Selain itu, pemanfaatan mikroba berguna untuk mengendalikan mikroba patogen tanaman dan hama tanaman juga telah banyak dikembangkan; bahkan sudah ada yang dipasarkan secara komersial, misalnya pengendalian hama tanaman dengan menggunakan insektisida hayati berbahan aktif bakteri Bacillus turingiensis. Hal inilah yang dikenal dengan istilah pengendalian hayati. Istilah pengendalian hayati, secara umum, adalah pengendalian patogen tanaman dengan menggunakan agensia hidup selain manusia, dan bukan dengan agensia kimia sintetis, atau meminjam istilah iklan ”jeruk makan jeruk”, maka di dalam pengendalian hayati, mikroba patogen dihadapi dengan mikroba berguna atau antagonis.

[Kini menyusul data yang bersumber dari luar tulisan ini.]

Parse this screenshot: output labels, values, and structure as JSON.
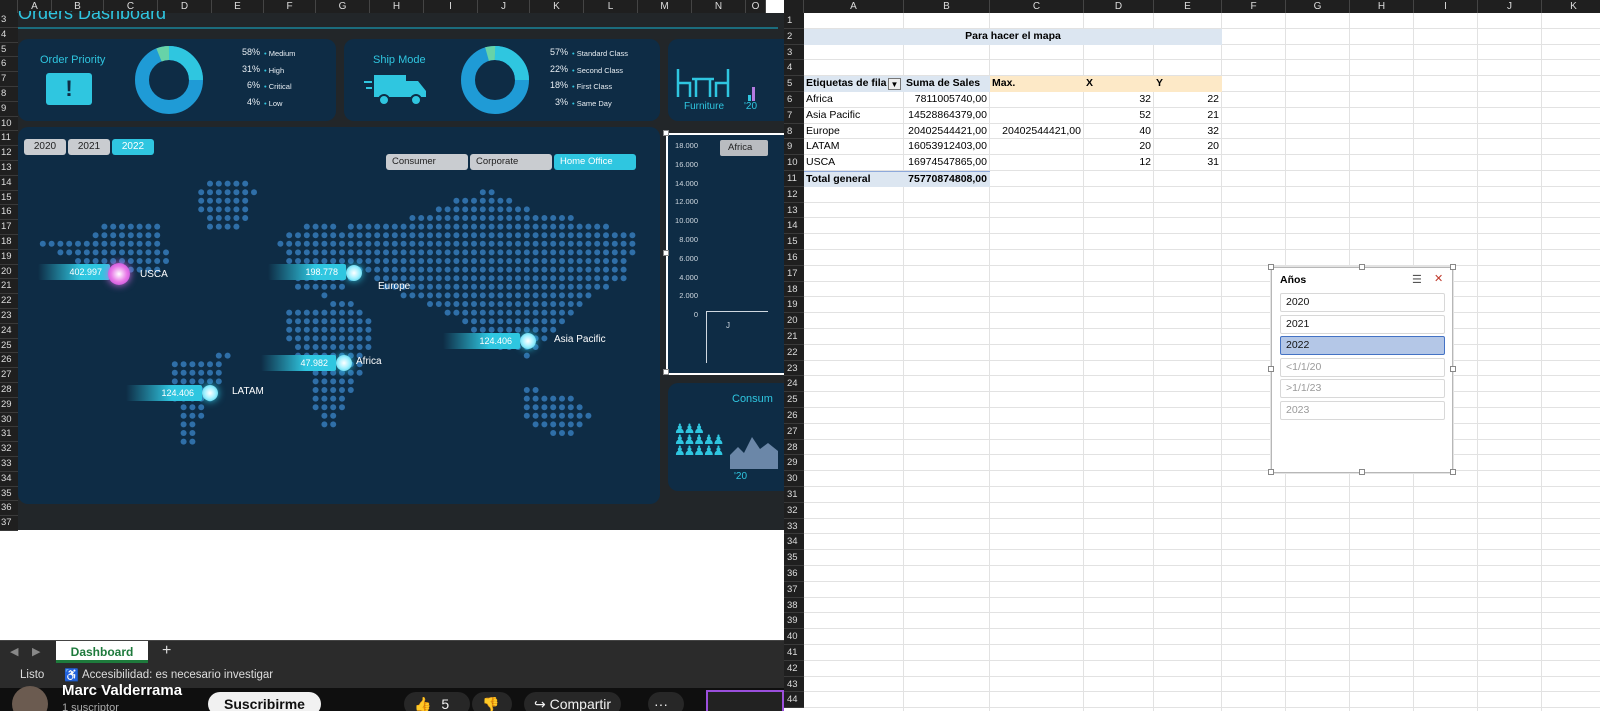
{
  "left_sheet": {
    "columns": [
      "A",
      "B",
      "C",
      "D",
      "E",
      "F",
      "G",
      "H",
      "I",
      "J",
      "K",
      "L",
      "M",
      "N",
      "O"
    ],
    "rows": [
      "3",
      "4",
      "5",
      "6",
      "7",
      "8",
      "9",
      "10",
      "11",
      "12",
      "13",
      "14",
      "15",
      "16",
      "17",
      "18",
      "19",
      "20",
      "21",
      "22",
      "23",
      "24",
      "25",
      "26",
      "27",
      "28",
      "29",
      "30",
      "31",
      "32",
      "33",
      "34",
      "35",
      "36",
      "37"
    ]
  },
  "dashboard": {
    "title": "Orders Dashboard",
    "order_priority": {
      "title": "Order Priority",
      "icon": "alert-icon",
      "items": [
        {
          "pct": "58%",
          "label": "Medium"
        },
        {
          "pct": "31%",
          "label": "High"
        },
        {
          "pct": "6%",
          "label": "Critical"
        },
        {
          "pct": "4%",
          "label": "Low"
        }
      ]
    },
    "ship_mode": {
      "title": "Ship Mode",
      "icon": "truck-icon",
      "items": [
        {
          "pct": "57%",
          "label": "Standard Class"
        },
        {
          "pct": "22%",
          "label": "Second Class"
        },
        {
          "pct": "18%",
          "label": "First Class"
        },
        {
          "pct": "3%",
          "label": "Same Day"
        }
      ]
    },
    "category": {
      "label": "Furniture",
      "year": "'20",
      "icon": "furniture-icon"
    },
    "years": [
      "2020",
      "2021",
      "2022"
    ],
    "selected_year": "2022",
    "segments": [
      "Consumer",
      "Corporate",
      "Home Office"
    ],
    "selected_segment": "Home Office",
    "regions": [
      {
        "name": "USCA",
        "value": "402.997"
      },
      {
        "name": "Europe",
        "value": "198.778"
      },
      {
        "name": "Asia Pacific",
        "value": "124.406"
      },
      {
        "name": "Africa",
        "value": "47.982"
      },
      {
        "name": "LATAM",
        "value": "124.406"
      }
    ],
    "mini_chart": {
      "filter": "Africa",
      "yticks": [
        "18.000",
        "16.000",
        "14.000",
        "12.000",
        "10.000",
        "8.000",
        "6.000",
        "4.000",
        "2.000",
        "0"
      ],
      "x_label": "J"
    },
    "consumer_card": {
      "label": "Consum",
      "year": "'20",
      "icon": "people-icon"
    }
  },
  "tabs": {
    "sheet": "Dashboard",
    "add": "+"
  },
  "status": {
    "ready": "Listo",
    "accessibility": "Accesibilidad: es necesario investigar"
  },
  "youtube": {
    "channel": "Marc Valderrama",
    "subs": "1 suscriptor",
    "subscribe": "Suscribirme",
    "likes": "5",
    "share": "Compartir",
    "more": "···"
  },
  "right_sheet": {
    "columns": [
      "A",
      "B",
      "C",
      "D",
      "E",
      "F",
      "G",
      "H",
      "I",
      "J",
      "K"
    ],
    "rows": [
      "1",
      "2",
      "3",
      "4",
      "5",
      "6",
      "7",
      "8",
      "9",
      "10",
      "11",
      "12",
      "13",
      "14",
      "15",
      "16",
      "17",
      "18",
      "19",
      "20",
      "21",
      "22",
      "23",
      "24",
      "25",
      "26",
      "27",
      "28",
      "29",
      "30",
      "31",
      "32",
      "33",
      "34",
      "35",
      "36",
      "37",
      "38",
      "39",
      "40",
      "41",
      "42",
      "43",
      "44"
    ],
    "title_cell": "Para hacer el mapa",
    "headers": [
      "Etiquetas de fila",
      "Suma de Sales",
      "Max.",
      "X",
      "Y"
    ],
    "table": [
      {
        "label": "Africa",
        "sales": "7811005740,00",
        "max": "",
        "x": "32",
        "y": "22"
      },
      {
        "label": "Asia Pacific",
        "sales": "14528864379,00",
        "max": "",
        "x": "52",
        "y": "21"
      },
      {
        "label": "Europe",
        "sales": "20402544421,00",
        "max": "20402544421,00",
        "x": "40",
        "y": "32"
      },
      {
        "label": "LATAM",
        "sales": "16053912403,00",
        "max": "",
        "x": "20",
        "y": "20"
      },
      {
        "label": "USCA",
        "sales": "16974547865,00",
        "max": "",
        "x": "12",
        "y": "31"
      }
    ],
    "total": {
      "label": "Total general",
      "sales": "75770874808,00"
    }
  },
  "slicer": {
    "title": "Años",
    "items": [
      "2020",
      "2021",
      "2022",
      "<1/1/20",
      ">1/1/23",
      "2023"
    ],
    "selected": "2022",
    "disabled": [
      "<1/1/20",
      ">1/1/23",
      "2023"
    ]
  },
  "colors": {
    "accent": "#2fc6e0",
    "panel": "#0e2c45",
    "map_dot": "#2f6fa8",
    "header_fill": "#fde9c7",
    "title_fill": "#dce6f1",
    "slicer_selected": "#b4c7e7"
  }
}
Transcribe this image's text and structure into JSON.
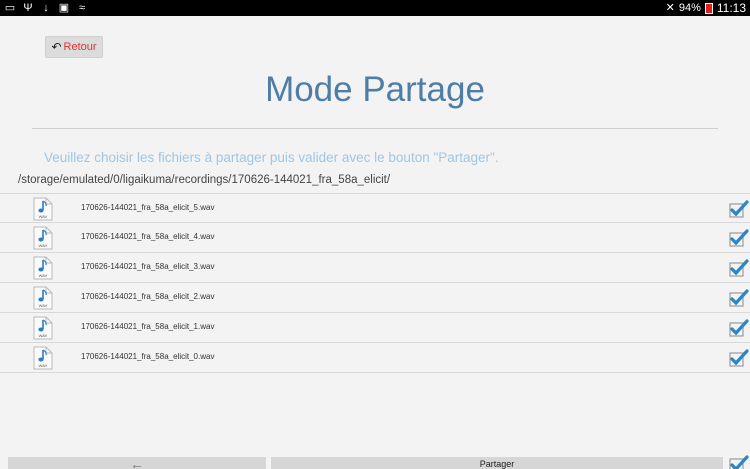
{
  "status_bar": {
    "left_icons": [
      "screen-cast-icon",
      "usb-icon",
      "download-icon",
      "gallery-icon",
      "wifi-icon"
    ],
    "right_icons": [
      "mute-icon",
      "battery-icon"
    ],
    "battery": "94%",
    "time": "11:13"
  },
  "header": {
    "back_label": "Retour",
    "back_icon": "undo-arrow-icon",
    "title": "Mode Partage"
  },
  "instructions": "Veuillez choisir les fichiers à partager puis valider avec le bouton \"Partager\".",
  "path": "/storage/emulated/0/ligaikuma/recordings/170626-144021_fra_58a_elicit/",
  "file_icon": "wav-file-icon",
  "files": [
    {
      "name": "170626-144021_fra_58a_elicit_5.wav",
      "checked": true
    },
    {
      "name": "170626-144021_fra_58a_elicit_4.wav",
      "checked": true
    },
    {
      "name": "170626-144021_fra_58a_elicit_3.wav",
      "checked": true
    },
    {
      "name": "170626-144021_fra_58a_elicit_2.wav",
      "checked": true
    },
    {
      "name": "170626-144021_fra_58a_elicit_1.wav",
      "checked": true
    },
    {
      "name": "170626-144021_fra_58a_elicit_0.wav",
      "checked": true
    }
  ],
  "footer": {
    "back_arrow": "←",
    "share_label": "Partager",
    "select_all_checked": true
  },
  "colors": {
    "title": "#4e7da6",
    "instruction": "#9fc6e5",
    "retour_text": "#e03030",
    "checkbox": "#2a86c9",
    "background": "#f3f3f3"
  }
}
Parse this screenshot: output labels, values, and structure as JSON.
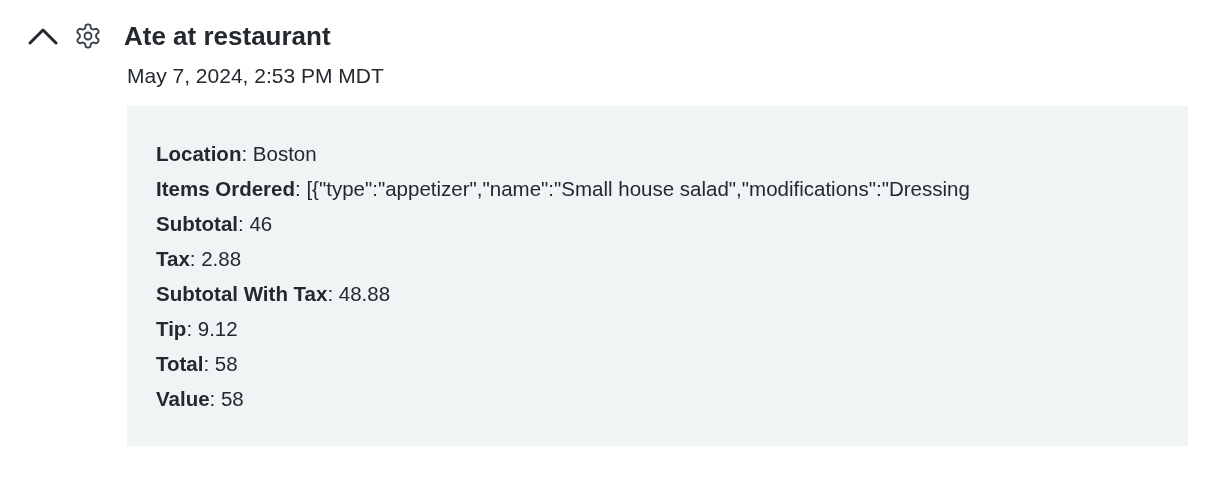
{
  "event": {
    "title": "Ate at restaurant",
    "expanded": true,
    "timestamp": "May 7, 2024, 2:53 PM MDT",
    "details": [
      {
        "text": "**Location**: Boston"
      },
      {
        "text": "**Items Ordered**: [{\"type\":\"appetizer\",\"name\":\"Small house salad\",\"modifications\":\"Dressing"
      },
      {
        "text": "**Subtotal**: 46"
      },
      {
        "text": "**Tax**: 2.88"
      },
      {
        "text": "**Subtotal With Tax**: 48.88"
      },
      {
        "text": "**Tip**: 9.12"
      },
      {
        "text": "**Total**: 58"
      },
      {
        "text": "**Value**: 58"
      }
    ]
  }
}
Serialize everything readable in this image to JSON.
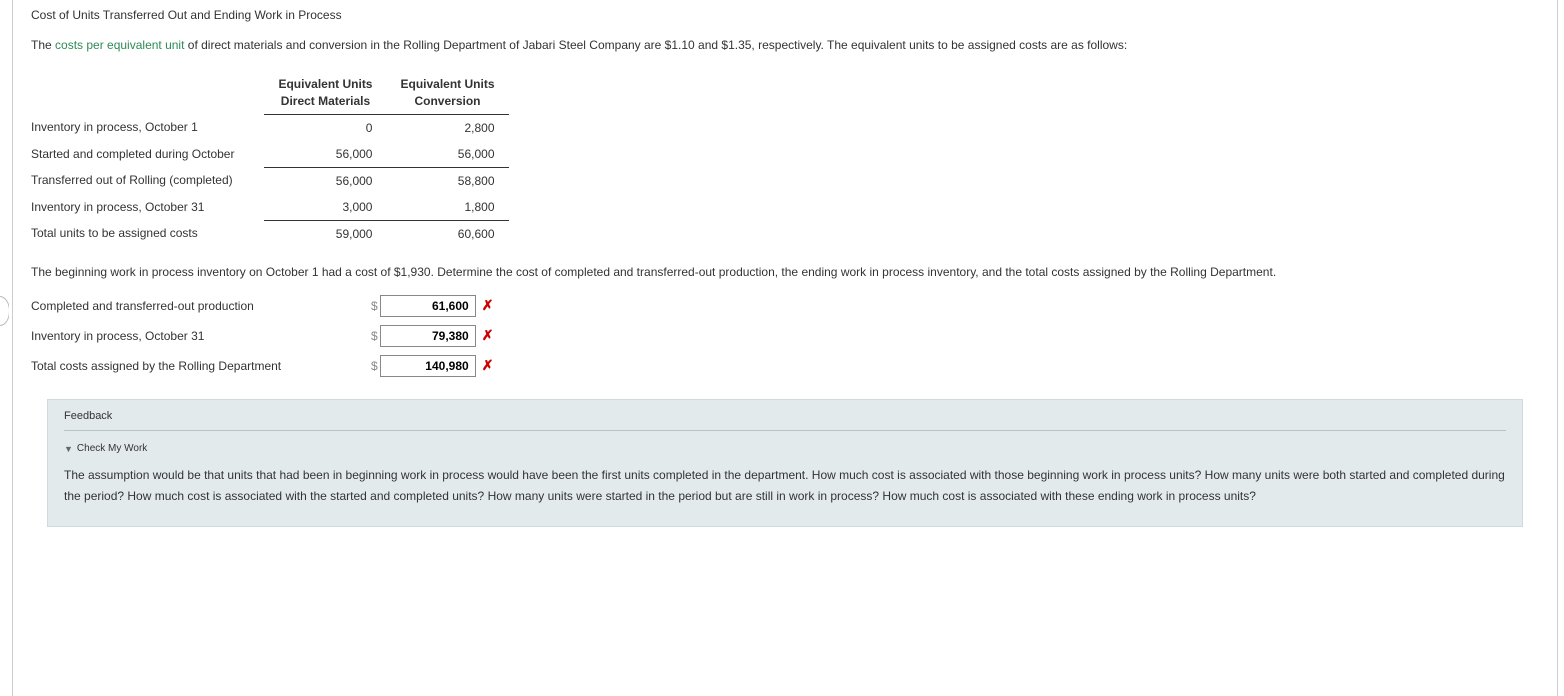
{
  "title": "Cost of Units Transferred Out and Ending Work in Process",
  "intro_pre": "The ",
  "intro_link": "costs per equivalent unit",
  "intro_post": " of direct materials and conversion in the Rolling Department of Jabari Steel Company are $1.10 and $1.35, respectively. The equivalent units to be assigned costs are as follows:",
  "table": {
    "header_col1_l1": "Equivalent Units",
    "header_col1_l2": "Direct Materials",
    "header_col2_l1": "Equivalent Units",
    "header_col2_l2": "Conversion",
    "rows": [
      {
        "label": "Inventory in process, October 1",
        "dm": "0",
        "conv": "2,800"
      },
      {
        "label": "Started and completed during October",
        "dm": "56,000",
        "conv": "56,000"
      },
      {
        "label": "Transferred out of Rolling (completed)",
        "dm": "56,000",
        "conv": "58,800"
      },
      {
        "label": "Inventory in process, October 31",
        "dm": "3,000",
        "conv": "1,800"
      },
      {
        "label": "Total units to be assigned costs",
        "dm": "59,000",
        "conv": "60,600"
      }
    ]
  },
  "para2": "The beginning work in process inventory on October 1 had a cost of $1,930. Determine the cost of completed and transferred-out production, the ending work in process inventory, and the total costs assigned by the Rolling Department.",
  "answers": [
    {
      "label": "Completed and transferred-out production",
      "value": "61,600",
      "mark": "✗"
    },
    {
      "label": "Inventory in process, October 31",
      "value": "79,380",
      "mark": "✗"
    },
    {
      "label": "Total costs assigned by the Rolling Department",
      "value": "140,980",
      "mark": "✗"
    }
  ],
  "feedback": {
    "title": "Feedback",
    "check_label": "Check My Work",
    "body": "The assumption would be that units that had been in beginning work in process would have been the first units completed in the department. How much cost is associated with those beginning work in process units? How many units were both started and completed during the period? How much cost is associated with the started and completed units? How many units were started in the period but are still in work in process? How much cost is associated with these ending work in process units?"
  },
  "dollar": "$"
}
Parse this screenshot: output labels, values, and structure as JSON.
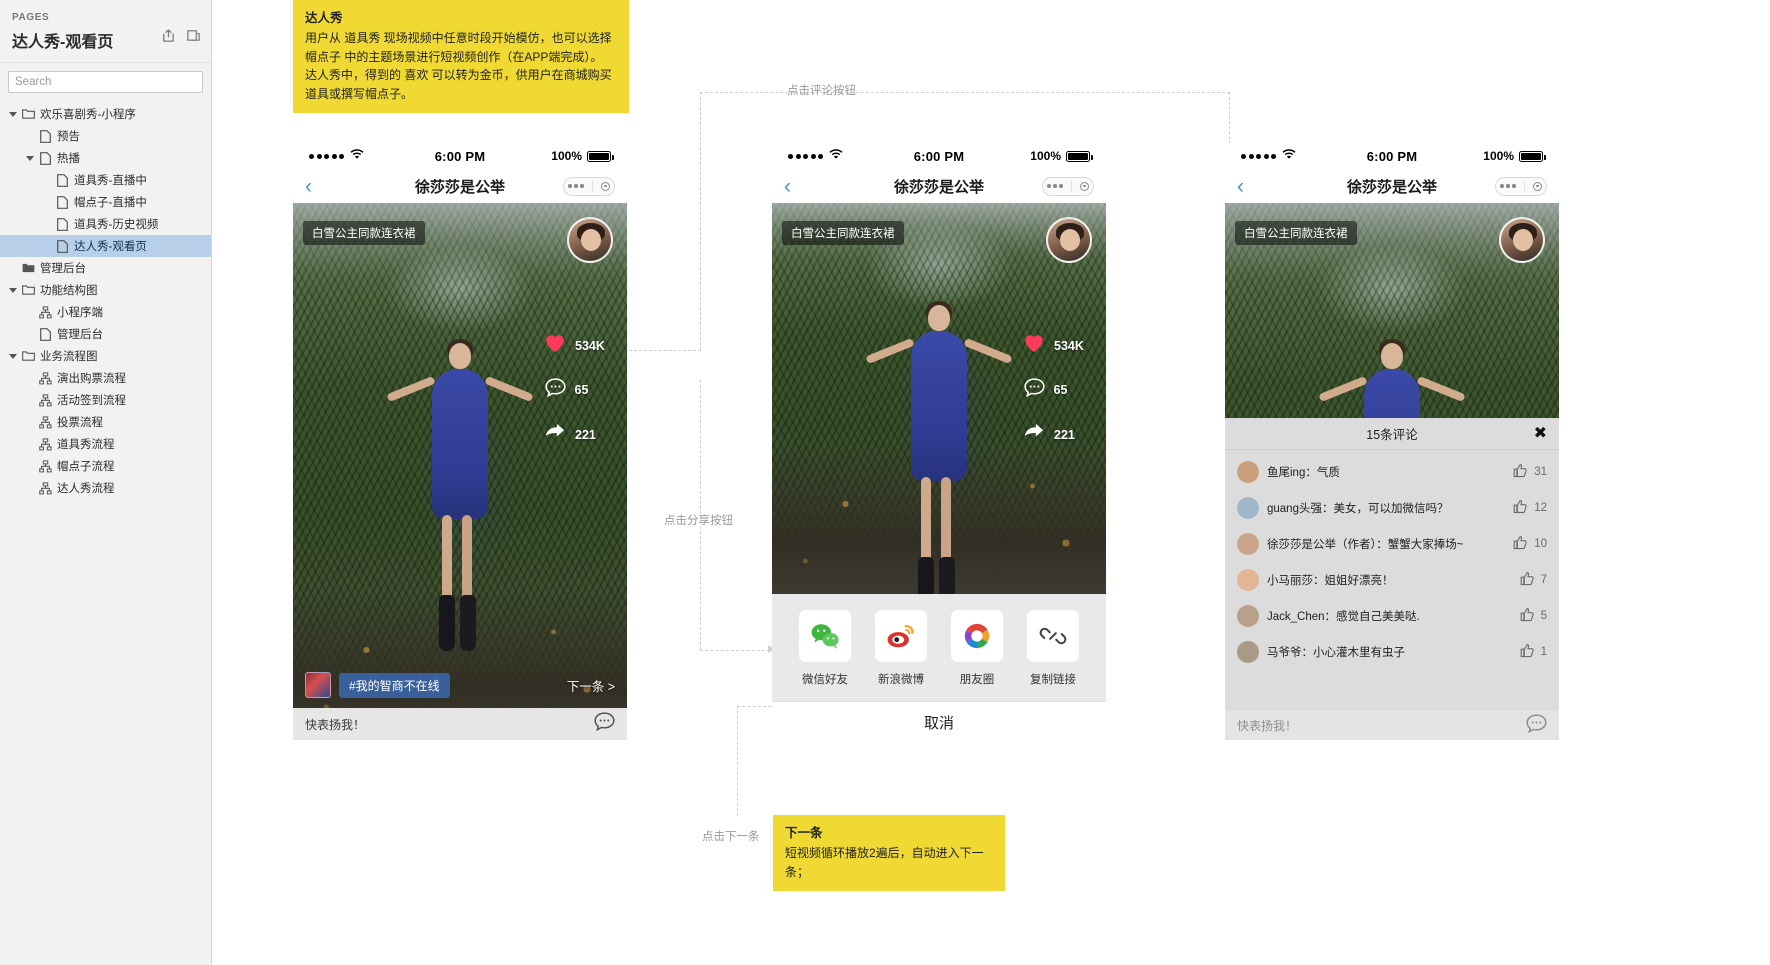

Sebelum lebih jauh membicarakan pengendalian hayati, maka terlebih dahulu saya akan menyampaikan pemikiran saya tentang peristilahan. Istilah ”agensia” merupakan istilah yang sengaja saya usulkan untuk digunakan sebagai pengganti istilah ”agens”, yang berkonotasi majemuk dengan adanya huruf akhir ”s” pada kata ”agens”, meskipun istilah agens tersebut telah dimasukkan ke dalam kamus Bahasa Indonesia. Pada hal, dalam Bahasa Indonesia sendiri, kita tidak mengenal kata berakhiran huruf ”s” yang menunjukkan kata tersebut sebagai kata majemuk (plural), seperti yang dijumpai dalam Bahasa Inggris.